Le vieux routier de la scène politique tunisienne en train de fédérer des forces en vue de constituer une plateforme politique susceptible de constituer un front réunissant toutes les forces politiques progressistes... face à Ennahdha.
Par Wahid Chedly
Le mouvement Nida’ Tounès créé par le sémillant bourguibiste Béji Caïd Essebsi électrise le camp moderniste. 40% des dirigeants de la Voie démocratique et sociale (Vds) ont choisi de rallier ce parti qui se présente comme une alternative crédible à la «troïka», la coalition tripartite au pouvoir dominée par Ennahdha.

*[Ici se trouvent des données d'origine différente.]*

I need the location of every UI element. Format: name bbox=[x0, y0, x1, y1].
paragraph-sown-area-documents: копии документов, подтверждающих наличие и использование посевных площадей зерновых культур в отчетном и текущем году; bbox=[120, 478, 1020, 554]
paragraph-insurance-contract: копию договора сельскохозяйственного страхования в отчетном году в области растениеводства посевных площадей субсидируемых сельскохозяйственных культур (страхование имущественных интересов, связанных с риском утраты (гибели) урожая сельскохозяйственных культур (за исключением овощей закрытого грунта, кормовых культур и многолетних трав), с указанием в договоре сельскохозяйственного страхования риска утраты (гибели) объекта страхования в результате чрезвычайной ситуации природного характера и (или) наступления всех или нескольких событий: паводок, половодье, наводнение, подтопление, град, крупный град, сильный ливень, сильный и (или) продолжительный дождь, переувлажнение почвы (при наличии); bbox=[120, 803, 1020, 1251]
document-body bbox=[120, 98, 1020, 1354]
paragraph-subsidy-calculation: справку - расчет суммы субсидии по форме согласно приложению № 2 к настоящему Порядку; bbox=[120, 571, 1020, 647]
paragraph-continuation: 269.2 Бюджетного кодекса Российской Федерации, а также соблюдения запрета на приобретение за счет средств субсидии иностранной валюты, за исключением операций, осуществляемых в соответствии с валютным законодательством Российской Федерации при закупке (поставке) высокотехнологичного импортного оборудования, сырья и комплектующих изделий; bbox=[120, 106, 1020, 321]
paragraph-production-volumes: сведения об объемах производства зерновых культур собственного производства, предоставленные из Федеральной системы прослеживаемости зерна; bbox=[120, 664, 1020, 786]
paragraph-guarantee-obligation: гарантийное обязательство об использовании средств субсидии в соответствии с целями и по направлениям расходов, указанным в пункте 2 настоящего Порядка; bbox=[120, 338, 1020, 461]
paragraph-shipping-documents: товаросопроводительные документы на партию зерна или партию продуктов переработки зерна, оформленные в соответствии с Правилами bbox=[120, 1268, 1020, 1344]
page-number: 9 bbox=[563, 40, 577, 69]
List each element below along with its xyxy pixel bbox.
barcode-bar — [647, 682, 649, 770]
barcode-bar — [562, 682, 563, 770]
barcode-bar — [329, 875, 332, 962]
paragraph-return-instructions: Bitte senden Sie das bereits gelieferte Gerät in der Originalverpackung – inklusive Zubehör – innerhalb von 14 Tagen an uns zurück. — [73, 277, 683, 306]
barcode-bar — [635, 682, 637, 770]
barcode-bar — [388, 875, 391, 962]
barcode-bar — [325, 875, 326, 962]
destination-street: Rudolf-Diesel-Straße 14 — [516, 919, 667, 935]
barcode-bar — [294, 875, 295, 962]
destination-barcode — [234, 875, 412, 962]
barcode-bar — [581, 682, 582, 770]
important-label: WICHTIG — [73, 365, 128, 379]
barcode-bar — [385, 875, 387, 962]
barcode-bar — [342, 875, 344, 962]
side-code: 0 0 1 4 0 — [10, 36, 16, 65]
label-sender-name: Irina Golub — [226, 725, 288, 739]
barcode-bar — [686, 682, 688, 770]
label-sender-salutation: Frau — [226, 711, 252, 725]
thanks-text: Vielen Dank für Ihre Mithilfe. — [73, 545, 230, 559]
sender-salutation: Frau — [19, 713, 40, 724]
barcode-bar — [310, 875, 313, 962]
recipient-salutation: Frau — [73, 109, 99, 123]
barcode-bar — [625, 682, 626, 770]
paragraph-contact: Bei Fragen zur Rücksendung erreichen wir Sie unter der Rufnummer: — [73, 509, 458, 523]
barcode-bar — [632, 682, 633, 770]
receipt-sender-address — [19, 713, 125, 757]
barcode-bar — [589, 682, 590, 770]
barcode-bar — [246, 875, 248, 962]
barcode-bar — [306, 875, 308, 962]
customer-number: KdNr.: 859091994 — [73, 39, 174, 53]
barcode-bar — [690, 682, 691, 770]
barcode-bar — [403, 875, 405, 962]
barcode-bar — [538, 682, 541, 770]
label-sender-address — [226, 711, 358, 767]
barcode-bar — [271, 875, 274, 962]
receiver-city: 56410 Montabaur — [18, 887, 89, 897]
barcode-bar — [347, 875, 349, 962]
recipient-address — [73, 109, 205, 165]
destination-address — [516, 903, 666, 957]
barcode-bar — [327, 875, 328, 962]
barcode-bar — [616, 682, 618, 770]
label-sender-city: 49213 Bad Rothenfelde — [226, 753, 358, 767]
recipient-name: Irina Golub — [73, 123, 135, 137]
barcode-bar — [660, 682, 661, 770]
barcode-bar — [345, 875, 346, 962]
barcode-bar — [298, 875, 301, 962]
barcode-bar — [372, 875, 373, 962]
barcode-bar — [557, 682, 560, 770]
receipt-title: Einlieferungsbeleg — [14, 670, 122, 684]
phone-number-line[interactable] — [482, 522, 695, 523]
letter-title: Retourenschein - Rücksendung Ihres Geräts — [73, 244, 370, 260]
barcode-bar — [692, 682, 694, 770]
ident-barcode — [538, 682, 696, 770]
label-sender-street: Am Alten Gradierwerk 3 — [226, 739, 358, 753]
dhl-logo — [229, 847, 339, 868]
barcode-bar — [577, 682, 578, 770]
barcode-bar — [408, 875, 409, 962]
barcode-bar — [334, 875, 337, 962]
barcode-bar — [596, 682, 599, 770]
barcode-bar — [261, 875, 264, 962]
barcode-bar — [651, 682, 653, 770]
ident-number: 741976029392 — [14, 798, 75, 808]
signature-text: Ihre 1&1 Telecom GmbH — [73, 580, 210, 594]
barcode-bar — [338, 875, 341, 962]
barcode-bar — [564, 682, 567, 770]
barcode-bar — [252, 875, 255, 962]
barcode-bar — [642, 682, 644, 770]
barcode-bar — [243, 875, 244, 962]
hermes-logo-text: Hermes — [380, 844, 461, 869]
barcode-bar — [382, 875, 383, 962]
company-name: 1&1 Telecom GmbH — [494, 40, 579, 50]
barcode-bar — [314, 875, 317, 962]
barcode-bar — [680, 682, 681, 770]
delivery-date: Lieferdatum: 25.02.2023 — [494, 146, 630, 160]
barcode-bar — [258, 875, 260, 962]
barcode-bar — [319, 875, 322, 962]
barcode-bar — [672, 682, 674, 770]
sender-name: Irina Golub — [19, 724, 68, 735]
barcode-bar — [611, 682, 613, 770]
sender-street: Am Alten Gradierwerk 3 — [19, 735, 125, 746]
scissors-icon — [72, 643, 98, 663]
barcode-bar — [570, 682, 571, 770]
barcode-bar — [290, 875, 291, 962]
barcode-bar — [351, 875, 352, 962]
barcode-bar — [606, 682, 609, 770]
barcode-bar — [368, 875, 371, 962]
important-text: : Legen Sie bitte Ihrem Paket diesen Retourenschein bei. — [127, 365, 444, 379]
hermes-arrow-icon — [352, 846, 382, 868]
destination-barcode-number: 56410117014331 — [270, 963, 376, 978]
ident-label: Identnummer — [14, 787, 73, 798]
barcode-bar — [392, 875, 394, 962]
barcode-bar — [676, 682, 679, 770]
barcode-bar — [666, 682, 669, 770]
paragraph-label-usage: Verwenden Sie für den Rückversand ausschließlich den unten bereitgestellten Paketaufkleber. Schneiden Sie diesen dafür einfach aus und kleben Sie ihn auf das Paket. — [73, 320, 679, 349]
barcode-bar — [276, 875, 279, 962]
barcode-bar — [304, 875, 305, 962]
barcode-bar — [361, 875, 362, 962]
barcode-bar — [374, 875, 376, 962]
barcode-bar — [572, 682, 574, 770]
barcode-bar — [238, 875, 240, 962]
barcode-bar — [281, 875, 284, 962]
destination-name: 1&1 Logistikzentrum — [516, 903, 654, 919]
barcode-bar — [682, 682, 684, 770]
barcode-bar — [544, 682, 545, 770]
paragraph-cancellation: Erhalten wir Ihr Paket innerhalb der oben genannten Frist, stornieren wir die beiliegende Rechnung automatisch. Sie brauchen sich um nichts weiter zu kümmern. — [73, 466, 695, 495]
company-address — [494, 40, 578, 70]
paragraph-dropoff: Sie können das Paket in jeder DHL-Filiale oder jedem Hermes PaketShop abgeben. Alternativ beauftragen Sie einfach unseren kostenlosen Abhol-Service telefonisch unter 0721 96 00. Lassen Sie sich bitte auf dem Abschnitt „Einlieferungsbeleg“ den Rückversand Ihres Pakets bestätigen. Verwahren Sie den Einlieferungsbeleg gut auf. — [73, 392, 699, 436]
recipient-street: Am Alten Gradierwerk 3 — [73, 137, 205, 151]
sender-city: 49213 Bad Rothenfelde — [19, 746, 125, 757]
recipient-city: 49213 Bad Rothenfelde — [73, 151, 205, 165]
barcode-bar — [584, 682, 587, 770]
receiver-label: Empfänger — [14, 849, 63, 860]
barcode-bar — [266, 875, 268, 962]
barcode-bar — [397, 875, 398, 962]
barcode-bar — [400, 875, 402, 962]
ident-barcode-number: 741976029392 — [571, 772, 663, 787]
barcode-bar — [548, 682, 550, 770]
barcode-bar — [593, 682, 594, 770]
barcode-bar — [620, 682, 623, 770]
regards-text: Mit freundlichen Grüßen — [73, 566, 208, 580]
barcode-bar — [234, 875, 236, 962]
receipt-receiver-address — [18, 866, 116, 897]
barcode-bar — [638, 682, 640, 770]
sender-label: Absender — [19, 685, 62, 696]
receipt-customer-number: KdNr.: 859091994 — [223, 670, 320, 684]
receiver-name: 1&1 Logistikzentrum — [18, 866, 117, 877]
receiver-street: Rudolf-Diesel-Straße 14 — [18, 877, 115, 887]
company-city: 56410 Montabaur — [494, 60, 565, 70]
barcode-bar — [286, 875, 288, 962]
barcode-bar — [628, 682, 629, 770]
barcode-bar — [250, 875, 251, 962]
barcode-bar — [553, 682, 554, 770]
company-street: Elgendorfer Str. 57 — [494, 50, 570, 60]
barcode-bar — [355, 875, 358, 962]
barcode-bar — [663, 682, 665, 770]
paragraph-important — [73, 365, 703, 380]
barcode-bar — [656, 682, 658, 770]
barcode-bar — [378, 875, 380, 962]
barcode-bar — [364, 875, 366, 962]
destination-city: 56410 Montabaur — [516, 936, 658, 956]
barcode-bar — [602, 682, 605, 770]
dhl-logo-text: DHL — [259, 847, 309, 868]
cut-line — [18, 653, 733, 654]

Un échiquier politique instable
Le paysage politique tunisien connaît, depuis la chute de Ben Ali, des remodelages successifs et radicaux comme seules les révolutions sont capables d’en produire.
Tarek Chaabouni: "El Massar hors de Nida' Tounès n'est plus viable, ni nécessaire". Ph. Shems FM
Véritable Etat-parti pendant 23 ans le Rassemblement constitutionnel démocratique (Rcd) a été transformé en un champ de ruines politique, dans le sillage de la révolution. Une formation que l’on croyait complètement rabougrie a été propulsée par la grâce du soulèvement populaire au devant de la scène: le mouvement islmaiste Ennahdha qui domine le gouvernement actuel.
Les erreurs et les faux pas à répétition de ce gouvernement truffé d’anciens prisonniers politiques semblent désormais provoquer un nouveau bouleversement sur un échiquier politique instable. Créé officiellement le 16 juin dernier par l’ancien Premier ministre Béji Caïd Essebsi, le parti baptisé Nida’ Tounès (L’Appel de la Tunisie) qui se présente comme un mouvement fédérateur des forces libérales et centristes en vue des prochaines élections en mars 2013 est en train de ratisser large dans le camp moderniste et de redessiner la carte politique…
Nida’ Tounès ratisse large
Après plusieurs dirigeants et militants du Parti national tunisien (Pnt) qui ont exprimé leur souhait de rejoindre le parti fondé par l’ancien ministre de Bourguiba, quelque 40% des dirigeants et des centaines de militants de la Voie démocratique et sociale (Vds, plus connue sous l’appellation d’Al-Massar) ont annoncé lundi leur ralliement à l’initiative de Béji Caïd Essebsi. Hatem Chaâbouni, Tarek Chaâbouni, Leïla Hamrouni et Adel Chaouch, des anciennes figurent parmi les «transfuges» d’Al Massar ayant annoncé leur adhésion à Nidaâ Tounes.
Le peuple de Caïd Essebsi.
Déjà Boujemâa Remili, figure de proue des réformistes d’Ettajdid, qui avaient travaillé avec feu Mohamed Harmel, fait partie, à titre personnel, du groupe fondateur de Nida’ Tounès. Il vient d’ailleurs d’être chargé de l’organisation interne.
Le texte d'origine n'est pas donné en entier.